Beacon Pines est l’une des meilleures histoires que j’ai vues dans un jeu vidéo depuis le premier Life is Strange. Tous deux mettent en scène de jeunes protagonistes qui vivent une aventure pleine de suspense tout en affrontant des événements qui bouleversent leur vie.
Le jeu suit Luka, un jeune cerf qui lutte pour faire face à des changements indésirables dans sa vie. Son père est mort six ans plus tôt et sa mère a récemment disparu, ce qui lui laisse beaucoup de choses à gérer sans savoir comment. Heureusement, il a son meilleur ami Rolo pour le soutenir et ensemble, ils prévoient de commencer l’été du bon pied en découvrant pourquoi la vieille usine abandonnée brille la nuit. C’est le début d’une grande aventure mystérieuse.
Trouver le bon chemin

En guidant Luka à travers les mystères de ce qui se passe à Beacon Pines, vous serez confronté à des tournants de l’histoire. À ces moments, vous devrez faire un choix qui fera bifurquer l’histoire. Ceci est visualisé sur un arbre appelé Chronique que vous pouvez faire apparaître à tout moment et utiliser pour revenir à n’importe quel tournant.

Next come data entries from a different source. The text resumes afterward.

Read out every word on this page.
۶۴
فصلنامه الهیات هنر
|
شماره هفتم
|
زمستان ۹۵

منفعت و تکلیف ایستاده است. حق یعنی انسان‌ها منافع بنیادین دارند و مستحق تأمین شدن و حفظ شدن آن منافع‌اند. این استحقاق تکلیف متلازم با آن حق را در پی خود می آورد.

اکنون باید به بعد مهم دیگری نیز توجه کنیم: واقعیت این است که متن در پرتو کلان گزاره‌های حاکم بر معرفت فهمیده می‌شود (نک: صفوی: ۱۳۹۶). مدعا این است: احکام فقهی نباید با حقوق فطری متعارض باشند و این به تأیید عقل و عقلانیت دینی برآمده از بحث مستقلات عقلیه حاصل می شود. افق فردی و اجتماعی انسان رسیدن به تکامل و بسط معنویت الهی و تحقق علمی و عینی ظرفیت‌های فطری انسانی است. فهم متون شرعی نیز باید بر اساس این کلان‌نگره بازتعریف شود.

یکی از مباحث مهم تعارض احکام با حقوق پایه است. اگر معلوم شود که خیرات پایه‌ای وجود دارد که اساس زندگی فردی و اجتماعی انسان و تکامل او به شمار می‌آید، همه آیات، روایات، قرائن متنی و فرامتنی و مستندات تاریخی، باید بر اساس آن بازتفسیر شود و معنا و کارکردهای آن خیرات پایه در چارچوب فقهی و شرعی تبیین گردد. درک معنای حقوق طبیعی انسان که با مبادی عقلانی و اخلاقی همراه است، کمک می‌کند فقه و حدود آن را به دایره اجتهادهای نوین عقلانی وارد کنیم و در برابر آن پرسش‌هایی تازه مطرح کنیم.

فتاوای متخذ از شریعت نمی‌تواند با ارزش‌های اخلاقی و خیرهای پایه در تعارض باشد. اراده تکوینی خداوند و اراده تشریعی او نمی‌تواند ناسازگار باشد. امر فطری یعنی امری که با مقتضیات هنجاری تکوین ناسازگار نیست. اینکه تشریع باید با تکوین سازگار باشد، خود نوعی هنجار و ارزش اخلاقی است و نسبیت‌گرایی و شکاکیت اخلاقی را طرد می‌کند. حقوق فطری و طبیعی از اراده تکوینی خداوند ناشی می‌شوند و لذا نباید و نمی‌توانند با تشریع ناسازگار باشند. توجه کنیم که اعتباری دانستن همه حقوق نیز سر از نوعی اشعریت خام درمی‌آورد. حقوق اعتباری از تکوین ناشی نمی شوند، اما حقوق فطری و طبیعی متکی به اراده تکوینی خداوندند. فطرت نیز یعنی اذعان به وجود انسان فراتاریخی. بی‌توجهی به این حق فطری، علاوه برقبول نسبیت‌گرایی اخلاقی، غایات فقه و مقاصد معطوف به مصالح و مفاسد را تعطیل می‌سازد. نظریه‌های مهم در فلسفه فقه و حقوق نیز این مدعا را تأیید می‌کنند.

Pour faire ces choix, vous utiliserez des charmes que vous débloquerez en interagissant avec les gens et les objets. La partie la plus géniale du concept est qu’à certains points de retournement, vous n’aurez qu’un seul charme à choisir. Cela signifie que vous devez explorer tous les chemins possibles de l’histoire pour débloquer des charmes que vous pourrez utiliser aux points décisifs précédents jusqu’à ce que vous trouviez le bon chemin. C’est presque comme un metroidvania narratif. Vous utilisez ce que vous avez pour progresser aux points charnières, puis vous revenez avec des charmes nouvellement débloqués pour progresser sur des chemins différents.

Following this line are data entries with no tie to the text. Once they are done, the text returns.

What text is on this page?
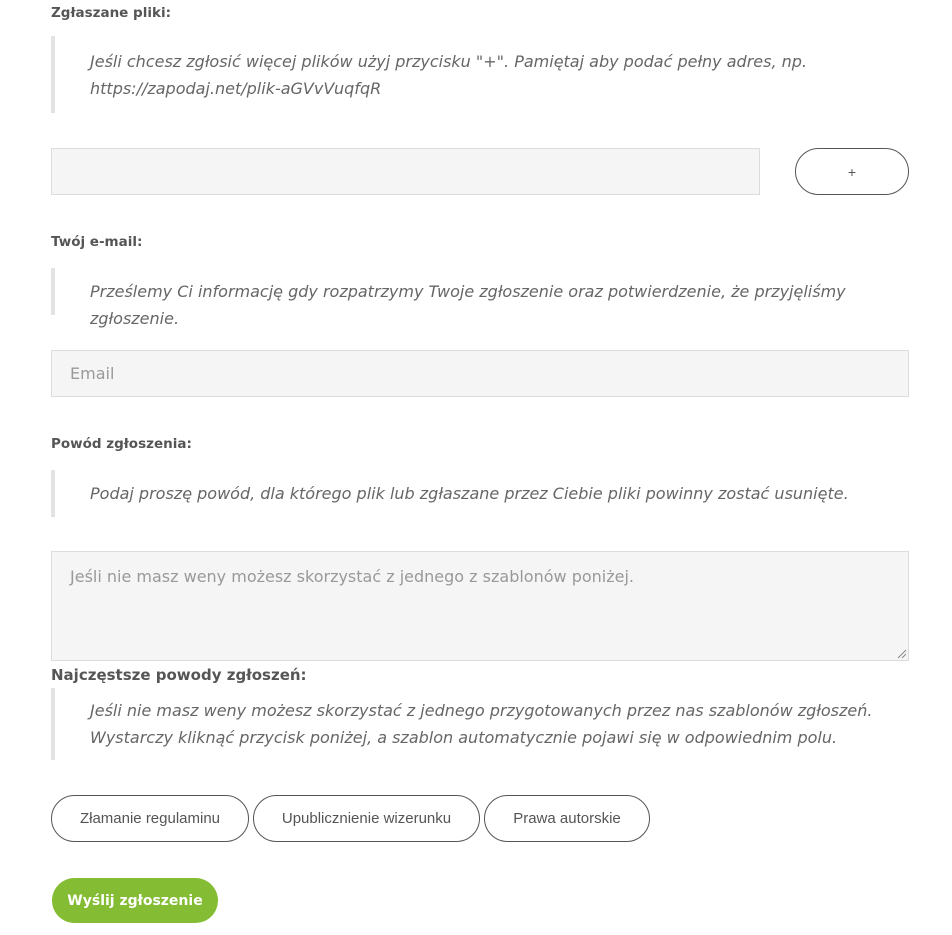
Zgłaszane pliki:
Jeśli chcesz zgłosić więcej plików użyj przycisku "+". Pamiętaj aby podać pełny adres, np. https://zapodaj.net/plik-aGVvVuqfqR
+
Twój e-mail:
Prześlemy Ci informację gdy rozpatrzymy Twoje zgłoszenie oraz potwierdzenie, że przyjęliśmy zgłoszenie.
Email
Powód zgłoszenia:
Podaj proszę powód, dla którego plik lub zgłaszane przez Ciebie pliki powinny zostać usunięte.
Jeśli nie masz weny możesz skorzystać z jednego z szablonów poniżej.
Najczęstsze powody zgłoszeń:
Jeśli nie masz weny możesz skorzystać z jednego przygotowanych przez nas szablonów zgłoszeń. Wystarczy kliknąć przycisk poniżej, a szablon automatycznie pojawi się w odpowiednim polu.
Złamanie regulaminu	Upublicznienie wizerunku	Prawa autorskie
Wyślij zgłoszenie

Ces branches changent radicalement l’histoire. Non seulement les événements se dérouleront différemment, mais vous verrez des situations entièrement nouvelles se produire. De nombreux embranchements conduisent à des fins prématurées, dont certaines peuvent être étonnamment sombres. Certains embranchements conduisent à de longues sections de l’histoire avant le prochain rebondissement. Vous verrez des chapitres de l’histoire intitulés différemment et se déroulant différemment en fonction du charme que vous avez choisi. Malgré tous les embranchements que l’histoire peut prendre, il n’y a qu’un seul vrai chemin et une seule vraie fin, mais en vous faisant changer d’histoire encore et encore pour voir ces différents chemins, le jeu offre des moments brillants de découverte et d’ironie dramatique.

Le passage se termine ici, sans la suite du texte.